As cores. Este filme de Woody Allen é cheio de cores. Foi uma coisa que me saltou logo à vista nas primeiras imagens que aparecem de Paris. Sou apaixonada por aquela cidade e no filme aparece linda, cheia disso mesmo, cores.
Mas há mais.
Paris transforma-se depois da meia-noite. Mas não para todos. Só para quem é capaz de sonhar, sem medo. Só para quem é capaz de acreditar nesses mesmos sonhos. Só para quem consegue ver além desses mesmos sonhos e continuar a viver.
E depois há a música. No início ao fim aquela música entra e não sai mais (agora mesmo se eu soubesse assobiar conseguia reproduzir o som).
Owen Wilson é Gil um escritor envergonhado que vive encantado com os anos de ouro em Paris, os loucos anos 20. Depois da meia-noite ele pode esquecer toda a sua vida “normal” e o romance chato com Inez (chata, mesmo chata esta Inez). Depois da meia-noite ele pode ser quem quiser, pode ter as oportunidades que sempre ambicionou ao conhecer grandes estrelas e quem sabe até se pode apaixonar de novo.

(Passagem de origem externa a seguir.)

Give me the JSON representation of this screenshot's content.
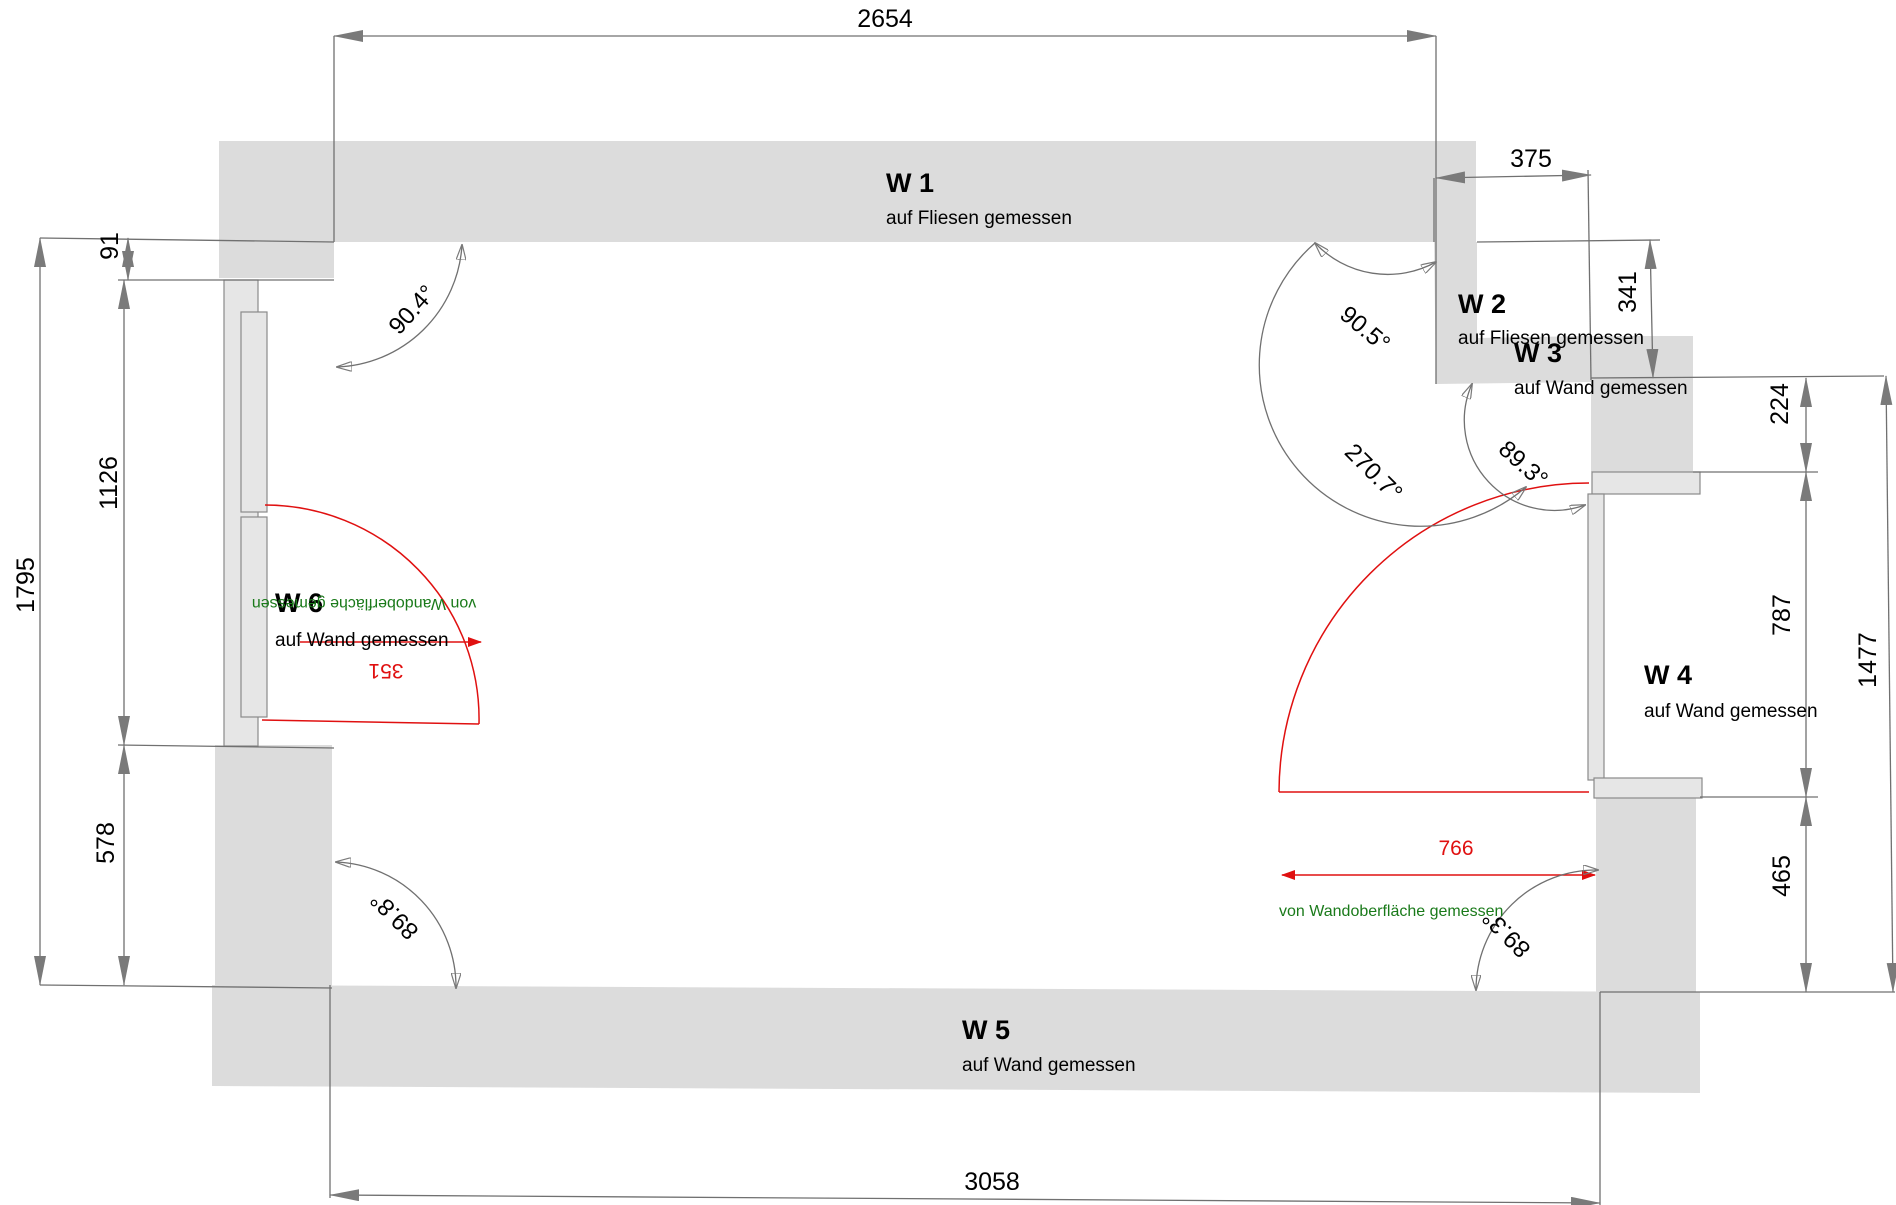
{
  "walls": [
    {
      "id": "w1",
      "label": "W 1",
      "sub": "auf Fliesen gemessen"
    },
    {
      "id": "w2",
      "label": "W 2",
      "sub": "auf Fliesen gemessen"
    },
    {
      "id": "w3",
      "label": "W 3",
      "sub": "auf Wand gemessen"
    },
    {
      "id": "w4",
      "label": "W 4",
      "sub": "auf Wand gemessen"
    },
    {
      "id": "w5",
      "label": "W 5",
      "sub": "auf Wand gemessen"
    },
    {
      "id": "w6",
      "label": "W 6",
      "sub": "auf Wand gemessen"
    }
  ],
  "dimensions": {
    "top_width": "2654",
    "bottom_width": "3058",
    "w2_width": "375",
    "w2_depth": "341",
    "left_total": "1795",
    "left_top": "91",
    "left_window": "1126",
    "left_bottom": "578",
    "right_total": "1477",
    "right_top": "224",
    "right_window": "787",
    "right_bottom": "465"
  },
  "angles": {
    "top_left": "90.4°",
    "w1_w2": "90.5°",
    "w2_reflex": "270.7°",
    "w3_w4": "89.3°",
    "bottom_left": "89.8°",
    "bottom_right": "89.3°"
  },
  "doors": {
    "left_value": "351",
    "left_note": "von Wandoberfläche gemessen",
    "right_value": "766",
    "right_note": "von Wandoberfläche gemessen"
  },
  "colors": {
    "wall": "#dcdcdc",
    "door": "#e01010",
    "note": "#1a7a1a",
    "dimension": "#707070"
  }
}
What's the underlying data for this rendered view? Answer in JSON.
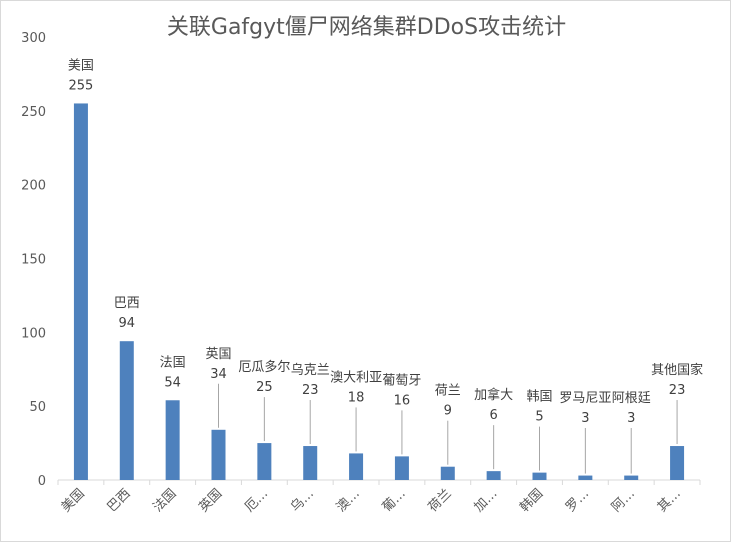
{
  "chart_data": {
    "type": "bar",
    "title": "关联Gafgyt僵尸网络集群DDoS攻击统计",
    "categories": [
      "美国",
      "巴西",
      "法国",
      "英国",
      "厄…",
      "乌…",
      "澳…",
      "葡…",
      "荷兰",
      "加…",
      "韩国",
      "罗…",
      "阿…",
      "其…"
    ],
    "data_labels": [
      "美国",
      "巴西",
      "法国",
      "英国",
      "厄瓜多尔",
      "乌克兰",
      "澳大利亚",
      "葡萄牙",
      "荷兰",
      "加拿大",
      "韩国",
      "罗马尼亚",
      "阿根廷",
      "其他国家"
    ],
    "values": [
      255,
      94,
      54,
      34,
      25,
      23,
      18,
      16,
      9,
      6,
      5,
      3,
      3,
      23
    ],
    "ylim": [
      0,
      300
    ],
    "yticks": [
      0,
      50,
      100,
      150,
      200,
      250,
      300
    ],
    "xlabel": "",
    "ylabel": "",
    "grid": false,
    "bar_color": "#4e81bd"
  }
}
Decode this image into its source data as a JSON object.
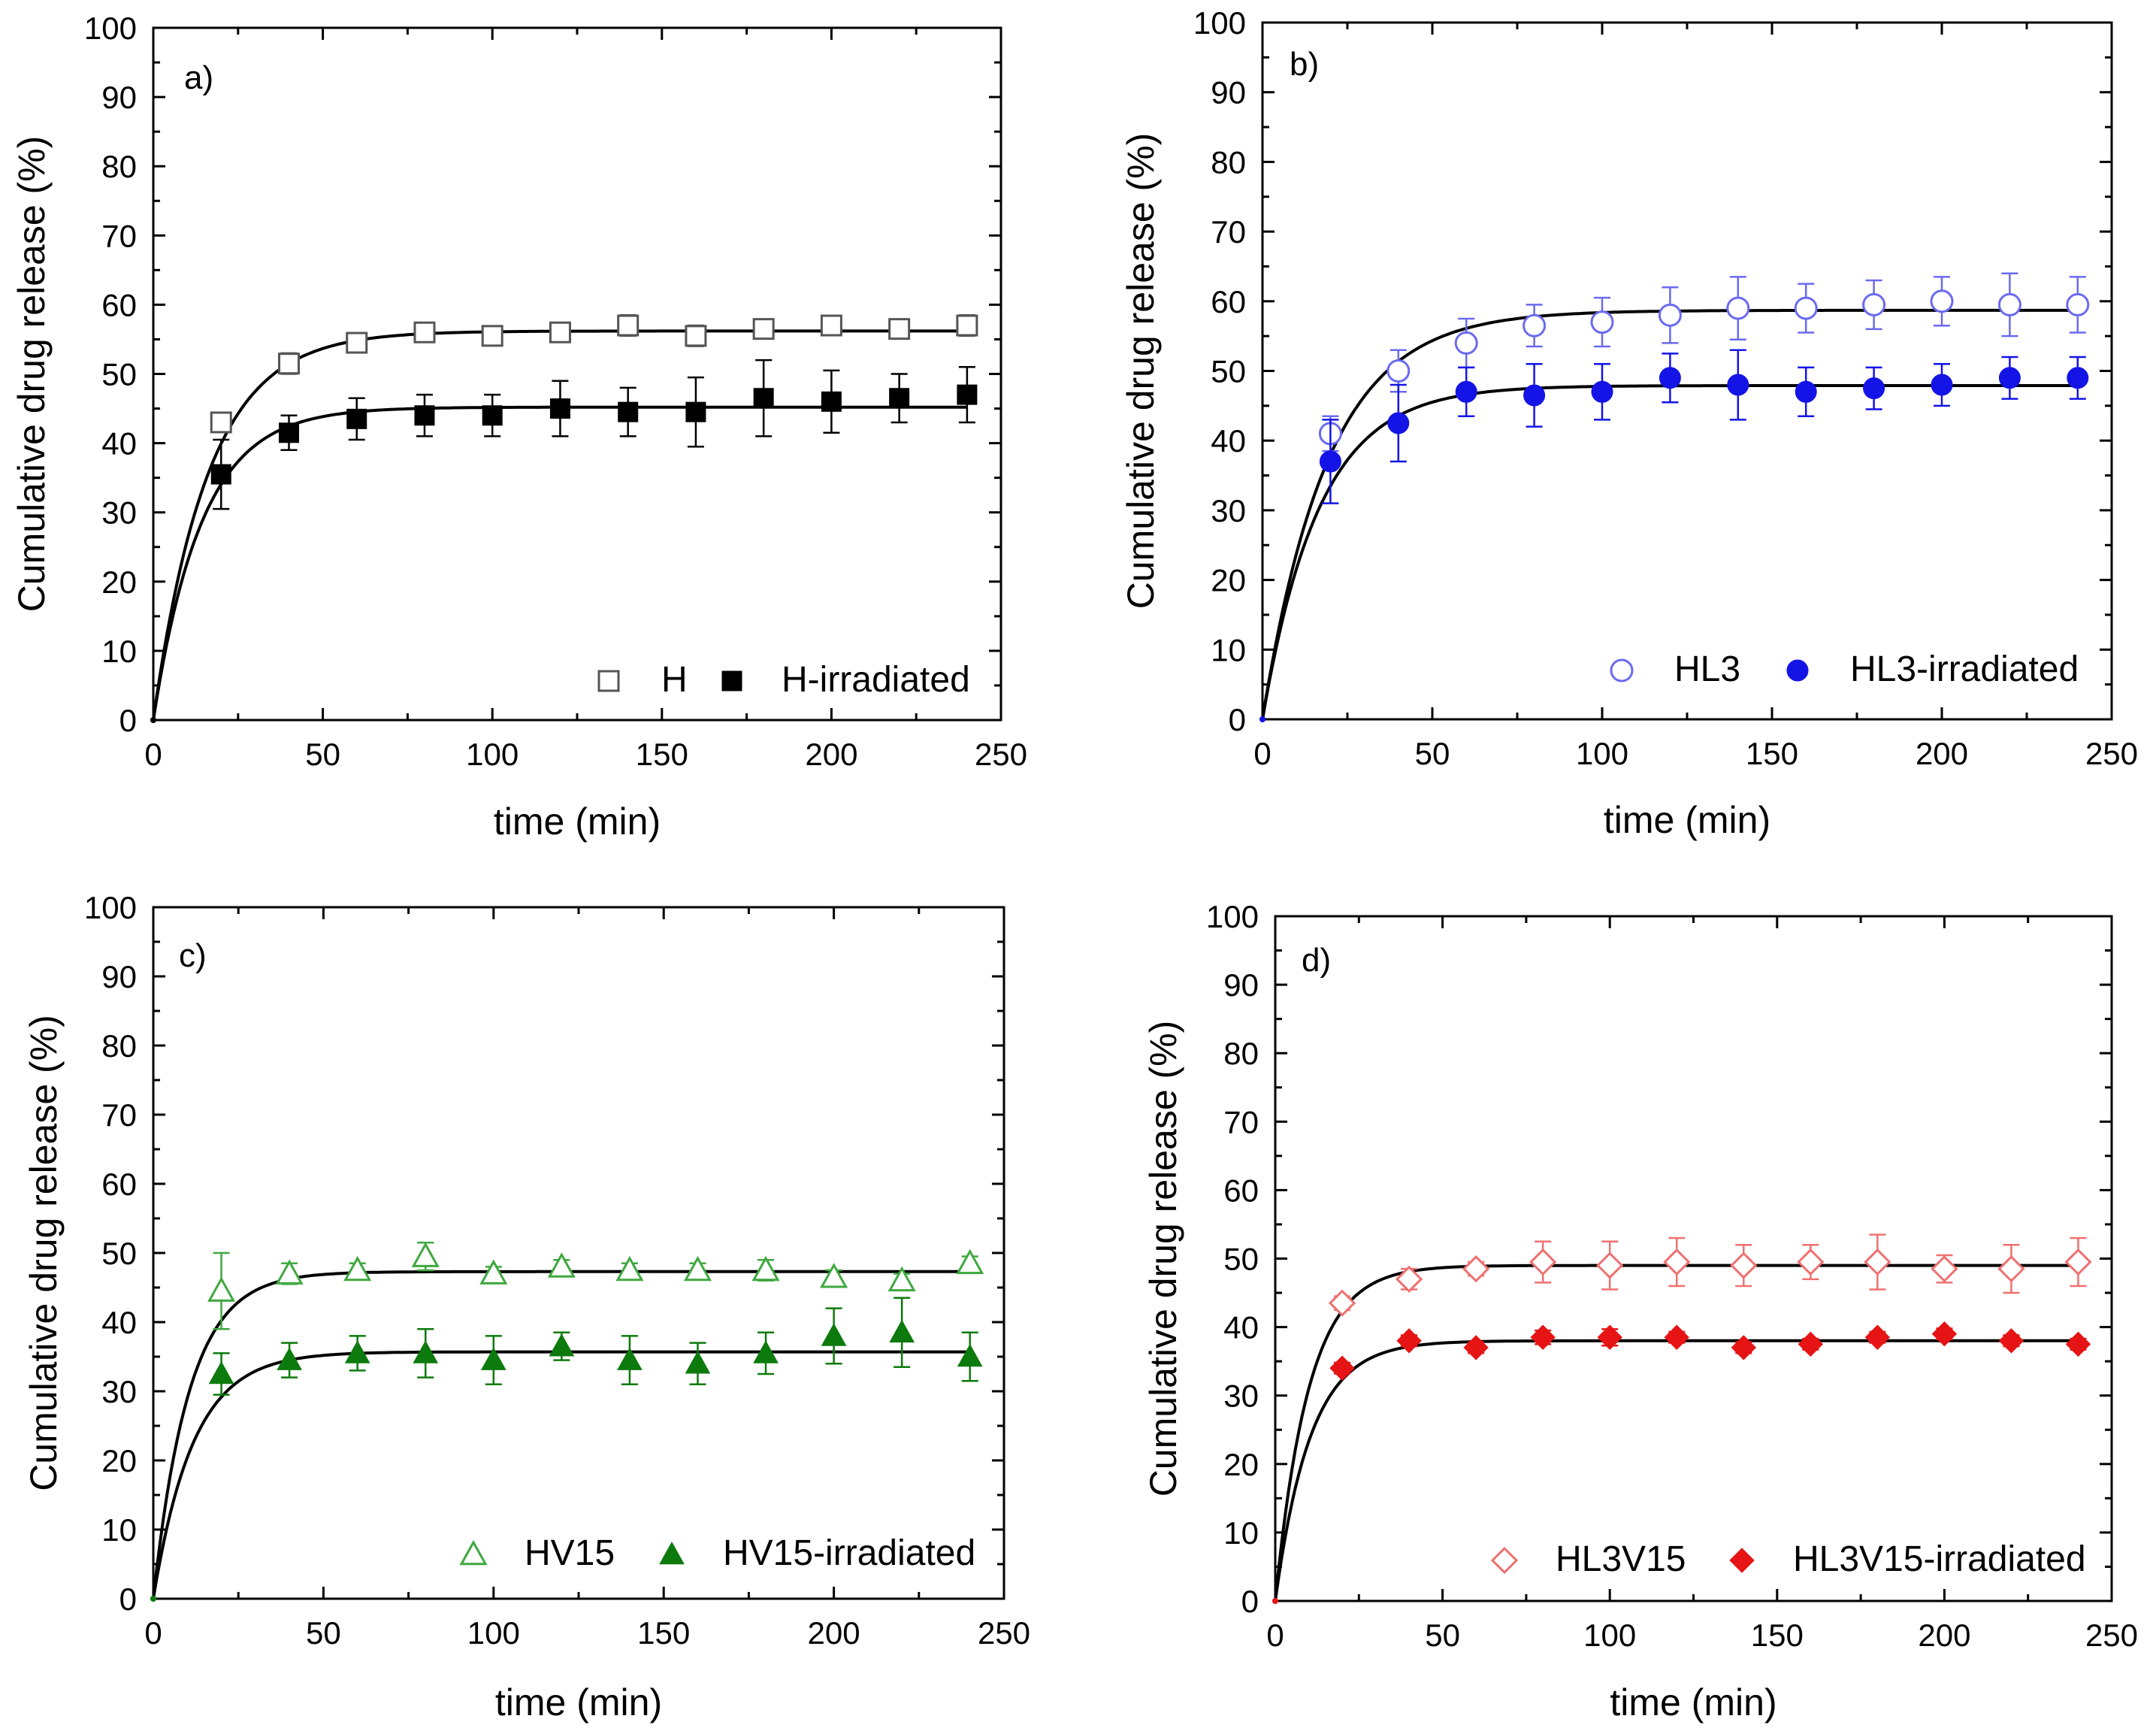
{
  "chart_data": [
    {
      "type": "scatter",
      "panel_label": "a)",
      "xlabel": "time (min)",
      "ylabel": "Cumulative drug release (%)",
      "xlim": [
        0,
        250
      ],
      "ylim": [
        0,
        100
      ],
      "xticks": [
        "0",
        "50",
        "100",
        "150",
        "200",
        "250"
      ],
      "yticks": [
        "0",
        "10",
        "20",
        "30",
        "40",
        "50",
        "60",
        "70",
        "80",
        "90",
        "100"
      ],
      "legend_position": "bottom-right",
      "series": [
        {
          "name": "H",
          "color": "#555555",
          "marker": "square-open",
          "x": [
            0,
            20,
            40,
            60,
            80,
            100,
            120,
            140,
            160,
            180,
            200,
            220,
            240
          ],
          "y": [
            0,
            43,
            51.5,
            54.5,
            56,
            55.5,
            56,
            57,
            55.5,
            56.5,
            57,
            56.5,
            57
          ],
          "err": [
            0,
            1.2,
            1.5,
            1,
            0.8,
            1,
            1,
            1.5,
            1.5,
            0.8,
            1,
            0.8,
            1.5
          ],
          "fit_plateau": 56.2,
          "fit_k": 0.062
        },
        {
          "name": "H-irradiated",
          "color": "#000000",
          "marker": "square-filled",
          "x": [
            0,
            20,
            40,
            60,
            80,
            100,
            120,
            140,
            160,
            180,
            200,
            220,
            240
          ],
          "y": [
            0,
            35.5,
            41.5,
            43.5,
            44,
            44,
            45,
            44.5,
            44.5,
            46.5,
            46,
            46.5,
            47
          ],
          "err": [
            0,
            5,
            2.5,
            3,
            3,
            3,
            4,
            3.5,
            5,
            5.5,
            4.5,
            3.5,
            4
          ],
          "fit_plateau": 45.2,
          "fit_k": 0.07
        }
      ]
    },
    {
      "type": "scatter",
      "panel_label": "b)",
      "xlabel": "time (min)",
      "ylabel": "Cumulative drug release (%)",
      "xlim": [
        0,
        250
      ],
      "ylim": [
        0,
        100
      ],
      "xticks": [
        "0",
        "50",
        "100",
        "150",
        "200",
        "250"
      ],
      "yticks": [
        "0",
        "10",
        "20",
        "30",
        "40",
        "50",
        "60",
        "70",
        "80",
        "90",
        "100"
      ],
      "legend_position": "bottom-right",
      "series": [
        {
          "name": "HL3",
          "color": "#6a6af0",
          "marker": "circle-open",
          "x": [
            0,
            20,
            40,
            60,
            80,
            100,
            120,
            140,
            160,
            180,
            200,
            220,
            240
          ],
          "y": [
            0,
            41,
            50,
            54,
            56.5,
            57,
            58,
            59,
            59,
            59.5,
            60,
            59.5,
            59.5
          ],
          "err": [
            0,
            2.5,
            3,
            3.5,
            3,
            3.5,
            4,
            4.5,
            3.5,
            3.5,
            3.5,
            4.5,
            4
          ],
          "fit_plateau": 58.7,
          "fit_k": 0.052
        },
        {
          "name": "HL3-irradiated",
          "color": "#1414e6",
          "marker": "circle-filled",
          "x": [
            0,
            20,
            40,
            60,
            80,
            100,
            120,
            140,
            160,
            180,
            200,
            220,
            240
          ],
          "y": [
            0,
            37,
            42.5,
            47,
            46.5,
            47,
            49,
            48,
            47,
            47.5,
            48,
            49,
            49
          ],
          "err": [
            0,
            6,
            5.5,
            3.5,
            4.5,
            4,
            3.5,
            5,
            3.5,
            3,
            3,
            3,
            3
          ],
          "fit_plateau": 47.9,
          "fit_k": 0.06
        }
      ]
    },
    {
      "type": "scatter",
      "panel_label": "c)",
      "xlabel": "time (min)",
      "ylabel": "Cumulative drug release (%)",
      "xlim": [
        0,
        250
      ],
      "ylim": [
        0,
        100
      ],
      "xticks": [
        "0",
        "50",
        "100",
        "150",
        "200",
        "250"
      ],
      "yticks": [
        "0",
        "10",
        "20",
        "30",
        "40",
        "50",
        "60",
        "70",
        "80",
        "90",
        "100"
      ],
      "legend_position": "bottom-right",
      "series": [
        {
          "name": "HV15",
          "color": "#3fa83f",
          "marker": "triangle-open",
          "x": [
            0,
            20,
            40,
            60,
            80,
            100,
            120,
            140,
            160,
            180,
            200,
            220,
            240
          ],
          "y": [
            0,
            44.5,
            47,
            47.5,
            49.5,
            47,
            48,
            47.5,
            47.5,
            47.5,
            46.5,
            46,
            48.5
          ],
          "err": [
            0,
            5.5,
            1.5,
            1,
            2,
            1,
            1,
            1,
            1,
            1.5,
            1,
            1,
            1
          ],
          "fit_plateau": 47.3,
          "fit_k": 0.095
        },
        {
          "name": "HV15-irradiated",
          "color": "#0c7a0c",
          "marker": "triangle-filled",
          "x": [
            0,
            20,
            40,
            60,
            80,
            100,
            120,
            140,
            160,
            180,
            200,
            220,
            240
          ],
          "y": [
            0,
            32.5,
            34.5,
            35.5,
            35.5,
            34.5,
            36.5,
            34.5,
            34,
            35.5,
            38,
            38.5,
            35
          ],
          "err": [
            0,
            3,
            2.5,
            2.5,
            3.5,
            3.5,
            2,
            3.5,
            3,
            3,
            4,
            5,
            3.5
          ],
          "fit_plateau": 35.7,
          "fit_k": 0.085
        }
      ]
    },
    {
      "type": "scatter",
      "panel_label": "d)",
      "xlabel": "time (min)",
      "ylabel": "Cumulative drug release (%)",
      "xlim": [
        0,
        250
      ],
      "ylim": [
        0,
        100
      ],
      "xticks": [
        "0",
        "50",
        "100",
        "150",
        "200",
        "250"
      ],
      "yticks": [
        "0",
        "10",
        "20",
        "30",
        "40",
        "50",
        "60",
        "70",
        "80",
        "90",
        "100"
      ],
      "legend_position": "bottom-right",
      "series": [
        {
          "name": "HL3V15",
          "color": "#f07070",
          "marker": "diamond-open",
          "x": [
            0,
            20,
            40,
            60,
            80,
            100,
            120,
            140,
            160,
            180,
            200,
            220,
            240
          ],
          "y": [
            0,
            43.5,
            47,
            48.5,
            49.5,
            49,
            49.5,
            49,
            49.5,
            49.5,
            48.5,
            48.5,
            49.5
          ],
          "err": [
            0,
            1,
            1.5,
            1,
            3,
            3.5,
            3.5,
            3,
            2.5,
            4,
            2,
            3.5,
            3.5
          ],
          "fit_plateau": 49,
          "fit_k": 0.1
        },
        {
          "name": "HL3V15-irradiated",
          "color": "#e61414",
          "marker": "diamond-filled",
          "x": [
            0,
            20,
            40,
            60,
            80,
            100,
            120,
            140,
            160,
            180,
            200,
            220,
            240
          ],
          "y": [
            0,
            34,
            38,
            37,
            38.5,
            38.5,
            38.5,
            37,
            37.5,
            38.5,
            39,
            38,
            37.5
          ],
          "err": [
            0,
            0.8,
            0.8,
            0.8,
            1,
            1.2,
            0.8,
            0.8,
            0.8,
            0.8,
            0.8,
            0.8,
            0.8
          ],
          "fit_plateau": 38,
          "fit_k": 0.095
        }
      ]
    }
  ]
}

Eu fazia era questão de ter percebido afinal o que é que aconteceu. Se aquilo da viagem no tempo era só na cabeça do senhor, qual foi o desfecho? Enlouqueceu ou foi muito feliz? Se aquilo era uma vida passada de regresso, tipo voltas e voltas da vida…digam-me. Adoro coisas que tenham a ver com viagens no tempo, mas fico sempre  intrigada e tenho necessidade de respostas, ora!